Sanat yolunda izleyicileriyle ilerliyor – Kudret Sönmez

Geçiş mevsimlerimiz olan baharlarımızdan ilkine yanaştığımız bir günde aldım bu yazımı kaleme…  Birer hafta arayla, önce havaya bulaşan, ardından suya dalan ve en sonunda da toprağımıza sarılıp günlerimizi ılıtmaya başlayan cemreli vakitlere dokunmak istedim biraz.

Sözü özüne bırakacak olursak, ele aldığım bazı konulara havadan sudan girip sanata iliştirmeyi, sonra da olabildiğince geliştirmeyi üslup edindim ben… Bu satırlarım da, o tür üslupla boyutlanan yazılarımın bir örneğini oluşturdu diyebilirim.

 Neyse! Cümlelerimi kasıp havanın “strüktürel / yapısal” hallerini bir cemre gibi kavurmadan, bugünkü değerli konuğumuz Ressam Müge Süel’in sanatsal yaklaşımlarındaki önemli değerleri paylaşmaya başlayalım isterseniz.
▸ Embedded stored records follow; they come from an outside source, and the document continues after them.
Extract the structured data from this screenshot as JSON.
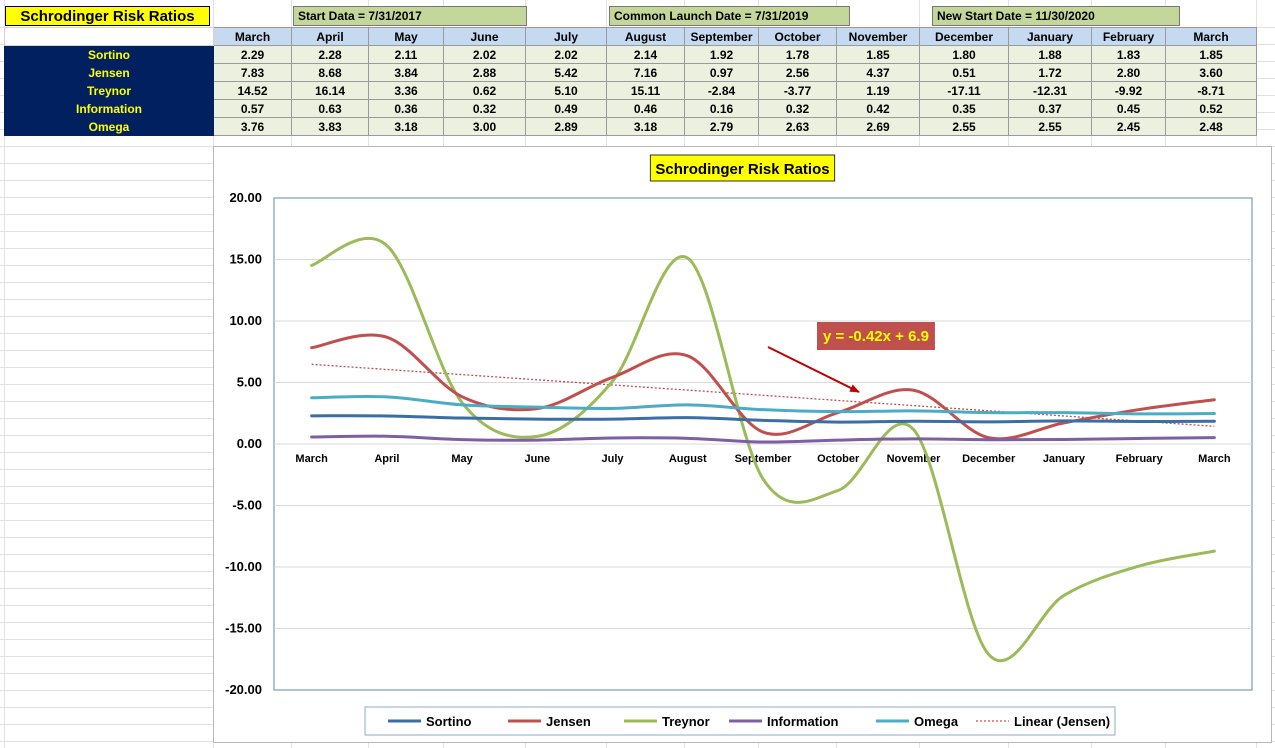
{
  "sheet": {
    "title": "Schrodinger Risk Ratios",
    "notes": {
      "start": "Start Data = 7/31/2017",
      "common": "Common Launch Date = 7/31/2019",
      "new": "New Start Date = 11/30/2020"
    },
    "colors": {
      "title_bg": "#ffff00",
      "note_bg": "#c4d79b",
      "month_header_bg": "#c5d9f1",
      "row_header_bg": "#002060",
      "row_header_text": "#ffff00",
      "cell_bg": "#ebf1de"
    }
  },
  "table": {
    "months": [
      "March",
      "April",
      "May",
      "June",
      "July",
      "August",
      "September",
      "October",
      "November",
      "December",
      "January",
      "February",
      "March"
    ],
    "rows": [
      {
        "label": "Sortino",
        "values": [
          "2.29",
          "2.28",
          "2.11",
          "2.02",
          "2.02",
          "2.14",
          "1.92",
          "1.78",
          "1.85",
          "1.80",
          "1.88",
          "1.83",
          "1.85"
        ]
      },
      {
        "label": "Jensen",
        "values": [
          "7.83",
          "8.68",
          "3.84",
          "2.88",
          "5.42",
          "7.16",
          "0.97",
          "2.56",
          "4.37",
          "0.51",
          "1.72",
          "2.80",
          "3.60"
        ]
      },
      {
        "label": "Treynor",
        "values": [
          "14.52",
          "16.14",
          "3.36",
          "0.62",
          "5.10",
          "15.11",
          "-2.84",
          "-3.77",
          "1.19",
          "-17.11",
          "-12.31",
          "-9.92",
          "-8.71"
        ]
      },
      {
        "label": "Information",
        "values": [
          "0.57",
          "0.63",
          "0.36",
          "0.32",
          "0.49",
          "0.46",
          "0.16",
          "0.32",
          "0.42",
          "0.35",
          "0.37",
          "0.45",
          "0.52"
        ]
      },
      {
        "label": "Omega",
        "values": [
          "3.76",
          "3.83",
          "3.18",
          "3.00",
          "2.89",
          "3.18",
          "2.79",
          "2.63",
          "2.69",
          "2.55",
          "2.55",
          "2.45",
          "2.48"
        ]
      }
    ]
  },
  "chart_data": {
    "type": "line",
    "title": "Schrodinger Risk Ratios",
    "categories": [
      "March",
      "April",
      "May",
      "June",
      "July",
      "August",
      "September",
      "October",
      "November",
      "December",
      "January",
      "February",
      "March"
    ],
    "ylim": [
      -20,
      20
    ],
    "y_ticks": [
      "20.00",
      "15.00",
      "10.00",
      "5.00",
      "0.00",
      "-5.00",
      "-10.00",
      "-15.00",
      "-20.00"
    ],
    "grid": "horizontal",
    "smooth": true,
    "legend_position": "bottom",
    "series": [
      {
        "name": "Sortino",
        "color": "#3a6ea5",
        "values": [
          2.29,
          2.28,
          2.11,
          2.02,
          2.02,
          2.14,
          1.92,
          1.78,
          1.85,
          1.8,
          1.88,
          1.83,
          1.85
        ]
      },
      {
        "name": "Jensen",
        "color": "#c0504d",
        "values": [
          7.83,
          8.68,
          3.84,
          2.88,
          5.42,
          7.16,
          0.97,
          2.56,
          4.37,
          0.51,
          1.72,
          2.8,
          3.6
        ]
      },
      {
        "name": "Treynor",
        "color": "#9bbb59",
        "values": [
          14.52,
          16.14,
          3.36,
          0.62,
          5.1,
          15.11,
          -2.84,
          -3.77,
          1.19,
          -17.11,
          -12.31,
          -9.92,
          -8.71
        ]
      },
      {
        "name": "Information",
        "color": "#7f5fa3",
        "values": [
          0.57,
          0.63,
          0.36,
          0.32,
          0.49,
          0.46,
          0.16,
          0.32,
          0.42,
          0.35,
          0.37,
          0.45,
          0.52
        ]
      },
      {
        "name": "Omega",
        "color": "#4bacc6",
        "values": [
          3.76,
          3.83,
          3.18,
          3.0,
          2.89,
          3.18,
          2.79,
          2.63,
          2.69,
          2.55,
          2.55,
          2.45,
          2.48
        ]
      }
    ],
    "trendline": {
      "name": "Linear (Jensen)",
      "color": "#c0504d",
      "slope": -0.42,
      "intercept": 6.9,
      "label": "y = -0.42x + 6.9",
      "label_bg": "#c0504d",
      "label_text_color": "#ffff00"
    }
  }
}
Çünkü, sanat denilen kavramın hava kadar, su kadar, toprak kadar konuşulmasının, yazılmasının, dolayısıyla da gündemde tutulmasının duygu ve düşüncelerimizdeki karartıyı ışıklandıracağına inananlardan oldum her daim.

***

Müge Süel… 1969 yılında İstanbul’da dünyaya gelmiş. 1991’de, Çukurova Üniversitesi Resim – İş ve Sanat Eğitimi Grafik Anasanat Dalı’nda eğitim gördükten sonra başarıyla mezun olmuş. Bu bağlamda, sanat eğitimcisi olarak hayatını sürdürürken, fırçası, boyası ve tuvaliyle de üretken ressamlar kervanındaki yerini tutmayı bilmiş. Düzenlediği kişisel sergilerinin yanı sıra, yurtiçi ve yurtdışında birçok karma etkinliğe katılarak sanatseverlerle kurduğu bağları güçlendirmiş Süel.
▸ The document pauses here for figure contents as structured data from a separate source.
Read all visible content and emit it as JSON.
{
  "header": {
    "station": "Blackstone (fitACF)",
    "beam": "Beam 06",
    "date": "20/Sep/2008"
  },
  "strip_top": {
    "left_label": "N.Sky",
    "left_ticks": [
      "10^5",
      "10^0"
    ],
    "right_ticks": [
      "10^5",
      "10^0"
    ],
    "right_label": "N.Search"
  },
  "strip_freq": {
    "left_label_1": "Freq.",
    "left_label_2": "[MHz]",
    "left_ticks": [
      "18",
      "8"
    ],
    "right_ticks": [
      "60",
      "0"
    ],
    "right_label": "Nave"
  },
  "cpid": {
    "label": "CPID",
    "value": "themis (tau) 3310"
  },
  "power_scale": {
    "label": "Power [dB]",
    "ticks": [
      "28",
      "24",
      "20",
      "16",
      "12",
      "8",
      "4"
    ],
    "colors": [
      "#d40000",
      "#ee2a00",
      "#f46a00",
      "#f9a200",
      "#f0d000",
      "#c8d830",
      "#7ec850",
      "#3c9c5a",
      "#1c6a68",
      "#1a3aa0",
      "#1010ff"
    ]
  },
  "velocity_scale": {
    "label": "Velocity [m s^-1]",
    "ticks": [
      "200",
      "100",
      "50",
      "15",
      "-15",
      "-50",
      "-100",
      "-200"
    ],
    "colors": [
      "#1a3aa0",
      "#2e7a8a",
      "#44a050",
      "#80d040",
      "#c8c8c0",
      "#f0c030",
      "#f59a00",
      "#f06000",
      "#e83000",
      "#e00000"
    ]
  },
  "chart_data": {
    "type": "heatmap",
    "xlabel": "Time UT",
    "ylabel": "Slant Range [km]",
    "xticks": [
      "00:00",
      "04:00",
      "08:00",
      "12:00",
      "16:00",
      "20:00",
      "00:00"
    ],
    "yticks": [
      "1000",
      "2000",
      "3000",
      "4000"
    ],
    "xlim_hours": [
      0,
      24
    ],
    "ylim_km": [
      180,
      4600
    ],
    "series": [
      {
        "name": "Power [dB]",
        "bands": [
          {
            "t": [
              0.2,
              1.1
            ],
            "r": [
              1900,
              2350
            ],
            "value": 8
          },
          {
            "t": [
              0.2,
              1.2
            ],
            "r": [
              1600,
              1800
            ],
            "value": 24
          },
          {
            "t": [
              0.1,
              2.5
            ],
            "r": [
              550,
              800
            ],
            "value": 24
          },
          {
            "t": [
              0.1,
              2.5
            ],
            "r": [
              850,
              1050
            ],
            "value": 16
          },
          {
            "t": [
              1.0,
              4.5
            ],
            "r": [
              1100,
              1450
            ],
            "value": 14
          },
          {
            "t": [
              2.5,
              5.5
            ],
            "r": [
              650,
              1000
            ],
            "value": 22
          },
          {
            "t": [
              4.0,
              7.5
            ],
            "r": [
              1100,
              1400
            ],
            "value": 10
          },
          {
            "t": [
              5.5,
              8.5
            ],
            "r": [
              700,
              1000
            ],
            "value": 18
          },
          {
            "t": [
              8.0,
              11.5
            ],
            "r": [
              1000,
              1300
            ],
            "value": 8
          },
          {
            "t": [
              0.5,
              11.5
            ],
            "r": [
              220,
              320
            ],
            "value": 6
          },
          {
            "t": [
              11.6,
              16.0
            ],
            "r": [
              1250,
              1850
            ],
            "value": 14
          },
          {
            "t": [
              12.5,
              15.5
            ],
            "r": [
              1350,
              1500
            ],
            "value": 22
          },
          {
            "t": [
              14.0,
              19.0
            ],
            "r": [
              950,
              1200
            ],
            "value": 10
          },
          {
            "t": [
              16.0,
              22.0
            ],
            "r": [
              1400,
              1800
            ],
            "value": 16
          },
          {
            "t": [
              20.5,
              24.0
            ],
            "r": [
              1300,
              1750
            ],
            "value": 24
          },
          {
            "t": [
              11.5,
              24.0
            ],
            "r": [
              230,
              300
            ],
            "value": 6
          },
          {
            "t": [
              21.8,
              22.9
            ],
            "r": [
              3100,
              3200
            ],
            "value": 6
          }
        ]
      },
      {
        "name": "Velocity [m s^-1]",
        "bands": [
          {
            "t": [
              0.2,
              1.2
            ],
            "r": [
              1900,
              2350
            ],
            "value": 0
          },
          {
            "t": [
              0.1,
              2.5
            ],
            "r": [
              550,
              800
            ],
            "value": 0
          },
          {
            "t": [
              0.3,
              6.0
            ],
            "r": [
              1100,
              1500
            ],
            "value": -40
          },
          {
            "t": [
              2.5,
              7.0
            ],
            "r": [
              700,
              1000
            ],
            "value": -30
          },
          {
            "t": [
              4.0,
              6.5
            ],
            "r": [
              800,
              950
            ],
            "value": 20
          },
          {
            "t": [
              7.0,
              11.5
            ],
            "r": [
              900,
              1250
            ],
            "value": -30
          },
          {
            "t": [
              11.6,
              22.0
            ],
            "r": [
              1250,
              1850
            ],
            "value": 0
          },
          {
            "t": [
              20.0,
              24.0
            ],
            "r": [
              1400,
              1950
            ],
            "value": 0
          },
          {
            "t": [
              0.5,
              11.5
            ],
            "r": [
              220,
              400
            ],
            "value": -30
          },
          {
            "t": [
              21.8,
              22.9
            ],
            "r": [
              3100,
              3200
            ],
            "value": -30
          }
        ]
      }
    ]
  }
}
OYUN GİBİ BAŞLAYAN RENKLİ BİR HAYAT

Halen Adana’daki atölyesinde çalışmalarını sürdüren Müge Süel, çocukluk çağlarında başlamış resim çizmeye ve renklendirmeye… O vakitlerde resim yapmaya boyalarla oynamak anlamını yükleyen Süel, sanatsal yolculuğu boyunca geliştirdiği çizgiyi şu açıklamalarla dile getiriyor:

“Çamurdan heykeller yapmak, çizgi film izlemek, boyalarla, bebeklerimle, misketlerimle oynamak ve kumdan kaleler yapmak çocukluğuma ait en doğal anılarım arasındadır.”

Halen, soyut dışavurumcu bir yapı ve strüktürel katmanlı bir teknikle doğadan koparılmış kent insanının tinsel yapısıyla ilgilendiğini söyleyen ressamımız, sözlerine şöyle devam ediyor:

“Resim yapmak benim çocukluğum, saflığım ve ben olma çabam demek… Yaşadığımız dünyada yaşadığımız surecin hızlı tüketim bilinciyle doğadan koparılmış insanın hüzünlerini, kendini ifade ediş biçimlerini konu olarak seçiyorum. Resimlerimde insan ve parçası olduğu doğanın izdüşümleriyle, yasadığım sürece samimi bir yanıt olma çabasındayım.”

 Sanatın, insan ruhunun yaradılışındaki doğallığın iyileştirici gücüne inanarak iyiliğin geri dönüşüm zincirine dahil yapısıyla ve gücüyle ürettiğini belirten Müge Süel, sözlerini şu şekilde tamamlıyor:

“Benim için sanatsal üretim, izleyicinin yolculuğuna eşlik etmek. Bu benim hissettiğim resimlerimdeki sorumluluğum. Bu yüzden, kesinliğin değil değişimin gücüne inanarak üretiyorum.”